Deve avere intelligenza emotiva e non solo cognitiva, per capire cosa vogliono le persone e saper ascoltare. Nelle società moderne, sempre più complesse e digitali, dove internet rappresenta sicuramente una risorsa positiva sebbene per certi aspetti abbia amplificato il “rumore di fondo”, chi ha ruoli di responsabilità deve saper comunicare le conoscenze e aiutare gli altri a capire.

Le politiche green, globali ed europee, possono facilitare una maggiore presa di coscienza nell’ottica della transizione energetica?
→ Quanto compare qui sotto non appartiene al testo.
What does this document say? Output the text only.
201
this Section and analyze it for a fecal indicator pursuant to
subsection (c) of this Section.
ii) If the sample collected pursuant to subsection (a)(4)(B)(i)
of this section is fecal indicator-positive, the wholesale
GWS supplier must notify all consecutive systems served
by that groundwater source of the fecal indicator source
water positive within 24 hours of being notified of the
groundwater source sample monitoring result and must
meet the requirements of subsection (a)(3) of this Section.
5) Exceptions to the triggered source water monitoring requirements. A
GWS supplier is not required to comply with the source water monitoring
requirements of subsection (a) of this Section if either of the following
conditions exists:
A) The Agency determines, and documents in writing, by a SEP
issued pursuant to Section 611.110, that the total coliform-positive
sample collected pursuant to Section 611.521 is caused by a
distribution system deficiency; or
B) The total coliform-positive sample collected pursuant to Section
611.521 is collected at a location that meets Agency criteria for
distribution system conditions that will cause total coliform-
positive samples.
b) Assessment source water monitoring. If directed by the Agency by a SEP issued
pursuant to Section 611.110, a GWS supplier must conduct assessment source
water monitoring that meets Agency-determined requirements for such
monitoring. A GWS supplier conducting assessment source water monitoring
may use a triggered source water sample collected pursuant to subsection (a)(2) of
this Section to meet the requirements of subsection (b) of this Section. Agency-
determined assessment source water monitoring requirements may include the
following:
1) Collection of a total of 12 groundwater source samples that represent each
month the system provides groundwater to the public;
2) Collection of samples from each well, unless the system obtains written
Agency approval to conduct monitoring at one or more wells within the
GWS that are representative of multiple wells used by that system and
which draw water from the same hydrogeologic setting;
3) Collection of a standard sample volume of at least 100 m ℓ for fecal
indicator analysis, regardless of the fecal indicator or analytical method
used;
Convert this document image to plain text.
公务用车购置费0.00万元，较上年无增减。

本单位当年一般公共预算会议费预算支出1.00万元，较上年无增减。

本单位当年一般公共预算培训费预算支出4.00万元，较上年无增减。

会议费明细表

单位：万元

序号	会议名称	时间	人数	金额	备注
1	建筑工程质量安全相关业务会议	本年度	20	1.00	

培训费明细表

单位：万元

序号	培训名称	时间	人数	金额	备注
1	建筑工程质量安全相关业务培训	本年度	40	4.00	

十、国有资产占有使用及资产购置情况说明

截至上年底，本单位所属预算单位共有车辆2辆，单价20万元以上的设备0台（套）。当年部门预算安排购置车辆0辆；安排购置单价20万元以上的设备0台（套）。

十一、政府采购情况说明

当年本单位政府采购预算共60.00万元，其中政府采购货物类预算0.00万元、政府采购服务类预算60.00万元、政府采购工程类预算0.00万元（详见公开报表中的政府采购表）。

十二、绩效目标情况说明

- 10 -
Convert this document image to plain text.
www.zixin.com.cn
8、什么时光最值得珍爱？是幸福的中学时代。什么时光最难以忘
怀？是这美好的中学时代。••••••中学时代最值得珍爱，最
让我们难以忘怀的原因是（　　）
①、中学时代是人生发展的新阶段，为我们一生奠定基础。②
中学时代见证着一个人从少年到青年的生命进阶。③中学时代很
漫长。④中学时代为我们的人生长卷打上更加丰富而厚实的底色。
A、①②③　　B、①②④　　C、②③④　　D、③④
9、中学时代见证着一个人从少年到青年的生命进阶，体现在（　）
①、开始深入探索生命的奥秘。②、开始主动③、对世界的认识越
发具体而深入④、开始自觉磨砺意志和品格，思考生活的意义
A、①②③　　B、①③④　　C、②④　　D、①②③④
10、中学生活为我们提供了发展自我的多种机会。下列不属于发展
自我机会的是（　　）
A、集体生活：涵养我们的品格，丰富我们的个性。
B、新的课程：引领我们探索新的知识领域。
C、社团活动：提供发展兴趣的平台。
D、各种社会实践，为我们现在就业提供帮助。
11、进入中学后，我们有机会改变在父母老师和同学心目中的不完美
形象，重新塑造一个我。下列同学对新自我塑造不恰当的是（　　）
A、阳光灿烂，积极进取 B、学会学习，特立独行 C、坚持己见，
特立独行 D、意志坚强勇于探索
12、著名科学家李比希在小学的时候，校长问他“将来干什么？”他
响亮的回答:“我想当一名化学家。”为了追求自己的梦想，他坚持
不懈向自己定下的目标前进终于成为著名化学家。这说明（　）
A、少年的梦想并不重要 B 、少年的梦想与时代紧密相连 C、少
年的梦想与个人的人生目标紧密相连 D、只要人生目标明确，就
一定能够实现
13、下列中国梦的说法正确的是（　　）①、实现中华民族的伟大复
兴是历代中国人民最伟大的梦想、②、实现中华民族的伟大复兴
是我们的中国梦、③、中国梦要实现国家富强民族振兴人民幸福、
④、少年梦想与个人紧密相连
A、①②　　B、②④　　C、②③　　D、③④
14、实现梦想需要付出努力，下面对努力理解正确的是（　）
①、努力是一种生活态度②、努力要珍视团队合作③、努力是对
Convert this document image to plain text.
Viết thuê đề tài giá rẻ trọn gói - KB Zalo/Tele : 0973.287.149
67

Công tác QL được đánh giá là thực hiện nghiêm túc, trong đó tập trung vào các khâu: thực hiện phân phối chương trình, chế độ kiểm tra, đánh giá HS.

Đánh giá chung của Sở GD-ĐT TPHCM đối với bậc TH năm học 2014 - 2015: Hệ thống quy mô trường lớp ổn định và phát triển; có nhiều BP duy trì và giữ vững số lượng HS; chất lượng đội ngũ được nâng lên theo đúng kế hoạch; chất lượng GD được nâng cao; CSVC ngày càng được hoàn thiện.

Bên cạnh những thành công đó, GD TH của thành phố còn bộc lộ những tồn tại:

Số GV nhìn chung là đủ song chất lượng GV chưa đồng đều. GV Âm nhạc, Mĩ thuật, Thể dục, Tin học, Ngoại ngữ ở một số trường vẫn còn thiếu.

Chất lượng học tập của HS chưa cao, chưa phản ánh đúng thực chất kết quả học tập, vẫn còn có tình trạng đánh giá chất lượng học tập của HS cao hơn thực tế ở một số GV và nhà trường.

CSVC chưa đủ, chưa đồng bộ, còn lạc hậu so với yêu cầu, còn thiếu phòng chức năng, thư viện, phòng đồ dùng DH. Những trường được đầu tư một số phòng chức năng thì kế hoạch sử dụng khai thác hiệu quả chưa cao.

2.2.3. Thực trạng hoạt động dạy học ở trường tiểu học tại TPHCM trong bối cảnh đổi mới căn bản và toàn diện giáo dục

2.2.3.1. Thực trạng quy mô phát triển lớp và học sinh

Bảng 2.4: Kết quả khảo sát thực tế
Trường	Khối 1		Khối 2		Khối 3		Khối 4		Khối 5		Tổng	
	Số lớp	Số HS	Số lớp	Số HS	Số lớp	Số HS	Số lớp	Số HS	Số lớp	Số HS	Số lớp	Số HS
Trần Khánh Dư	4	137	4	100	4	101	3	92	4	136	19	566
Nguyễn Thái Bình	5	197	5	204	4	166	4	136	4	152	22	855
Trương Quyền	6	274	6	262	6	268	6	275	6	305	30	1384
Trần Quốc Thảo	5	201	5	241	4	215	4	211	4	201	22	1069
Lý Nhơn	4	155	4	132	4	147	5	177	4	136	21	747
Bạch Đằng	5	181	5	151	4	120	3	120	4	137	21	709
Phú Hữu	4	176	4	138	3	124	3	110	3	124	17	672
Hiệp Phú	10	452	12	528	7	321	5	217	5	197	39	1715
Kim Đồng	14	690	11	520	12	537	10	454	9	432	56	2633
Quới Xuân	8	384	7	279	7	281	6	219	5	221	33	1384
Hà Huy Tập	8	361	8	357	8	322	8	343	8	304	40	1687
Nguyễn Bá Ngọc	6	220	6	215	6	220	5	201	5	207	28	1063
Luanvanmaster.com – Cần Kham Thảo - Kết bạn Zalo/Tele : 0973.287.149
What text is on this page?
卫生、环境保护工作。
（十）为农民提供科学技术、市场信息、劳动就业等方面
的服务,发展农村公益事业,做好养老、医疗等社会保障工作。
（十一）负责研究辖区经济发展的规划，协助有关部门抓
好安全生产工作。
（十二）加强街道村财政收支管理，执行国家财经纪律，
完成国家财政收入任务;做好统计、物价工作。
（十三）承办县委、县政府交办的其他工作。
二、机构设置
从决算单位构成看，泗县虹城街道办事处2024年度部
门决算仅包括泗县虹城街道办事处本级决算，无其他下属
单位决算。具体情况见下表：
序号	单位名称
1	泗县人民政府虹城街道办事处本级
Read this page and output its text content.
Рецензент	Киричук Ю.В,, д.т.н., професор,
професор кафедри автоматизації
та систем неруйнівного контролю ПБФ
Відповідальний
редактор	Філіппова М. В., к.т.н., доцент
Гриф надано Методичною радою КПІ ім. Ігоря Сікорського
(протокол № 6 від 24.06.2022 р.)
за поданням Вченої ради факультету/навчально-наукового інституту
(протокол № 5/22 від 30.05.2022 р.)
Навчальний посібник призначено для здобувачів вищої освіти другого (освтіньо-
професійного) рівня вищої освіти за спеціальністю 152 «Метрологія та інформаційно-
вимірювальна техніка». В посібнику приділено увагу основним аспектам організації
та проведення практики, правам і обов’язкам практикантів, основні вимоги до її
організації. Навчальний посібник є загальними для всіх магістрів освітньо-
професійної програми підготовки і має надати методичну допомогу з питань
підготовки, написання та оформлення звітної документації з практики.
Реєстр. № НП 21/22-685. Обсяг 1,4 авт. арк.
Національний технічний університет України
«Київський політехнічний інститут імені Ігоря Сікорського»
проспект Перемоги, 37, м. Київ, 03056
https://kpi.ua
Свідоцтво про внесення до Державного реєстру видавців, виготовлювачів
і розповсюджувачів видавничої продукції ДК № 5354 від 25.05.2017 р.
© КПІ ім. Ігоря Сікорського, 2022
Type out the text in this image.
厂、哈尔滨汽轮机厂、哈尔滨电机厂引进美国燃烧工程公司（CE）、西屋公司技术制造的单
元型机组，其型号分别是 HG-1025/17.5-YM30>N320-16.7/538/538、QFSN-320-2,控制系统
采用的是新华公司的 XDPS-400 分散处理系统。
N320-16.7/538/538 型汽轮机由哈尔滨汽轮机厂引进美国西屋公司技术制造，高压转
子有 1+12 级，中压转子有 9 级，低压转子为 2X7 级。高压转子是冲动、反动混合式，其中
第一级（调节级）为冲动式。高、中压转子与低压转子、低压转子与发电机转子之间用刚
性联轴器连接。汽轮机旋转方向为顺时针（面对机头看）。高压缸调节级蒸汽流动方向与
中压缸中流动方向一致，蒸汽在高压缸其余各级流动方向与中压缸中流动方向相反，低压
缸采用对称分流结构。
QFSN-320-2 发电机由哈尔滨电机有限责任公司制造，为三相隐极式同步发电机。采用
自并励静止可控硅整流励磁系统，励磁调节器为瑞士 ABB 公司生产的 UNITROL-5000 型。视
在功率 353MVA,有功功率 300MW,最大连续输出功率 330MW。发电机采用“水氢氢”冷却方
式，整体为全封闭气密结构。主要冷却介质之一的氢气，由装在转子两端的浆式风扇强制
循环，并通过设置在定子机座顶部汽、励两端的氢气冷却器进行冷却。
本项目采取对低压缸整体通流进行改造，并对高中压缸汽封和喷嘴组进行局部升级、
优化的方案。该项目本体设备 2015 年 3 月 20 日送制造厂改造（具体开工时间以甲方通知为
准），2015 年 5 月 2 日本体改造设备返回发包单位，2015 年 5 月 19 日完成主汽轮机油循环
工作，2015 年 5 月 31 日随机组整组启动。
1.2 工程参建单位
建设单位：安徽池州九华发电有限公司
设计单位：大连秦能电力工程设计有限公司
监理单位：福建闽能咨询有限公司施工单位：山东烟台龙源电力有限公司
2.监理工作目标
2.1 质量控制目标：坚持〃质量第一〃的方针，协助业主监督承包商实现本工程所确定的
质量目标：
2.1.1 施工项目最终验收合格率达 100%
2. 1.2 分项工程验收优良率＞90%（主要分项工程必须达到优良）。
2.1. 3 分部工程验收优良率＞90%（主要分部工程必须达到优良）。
La politica tende a fissare degli obiettivi molto ambiziosi che spesso si rendono irrealizzabili. L’Unione Europea si è posta l’obiettivo di decarbonizzazione quasi totale entro il 2050, cosa per altro richiesta dall’accordo di Parigi del 2015. Questo però implica un taglio all’uso dei fossili di almeno il 50-80%, e ciò non è molto realistico stando ai dati di oggi. Credo che dovremmo concentrarci su trovare nuove idee per ridurre le emissioni, anziché stabilire dei traguardi che rischiano di sterilizzare il dibattito.

Il 2020 e la pandemia globale cosa ci insegnano?

Ci insegnano che solo una pandemia può abbattere i consumi di fossili, in particolare di petrolio, e tagliare le emissioni di gas serra come sarebbe richiesto dall’accordo di Parigi. Ci hanno anche mostrato l’utilità e l’importanza della tecnologia nelle nostre vite: se non avessimo avuto i pc e internet non sarebbe stato possibile lavorare da casa e il crollo del PIL nel nostro Paese sarebbe stato doppio.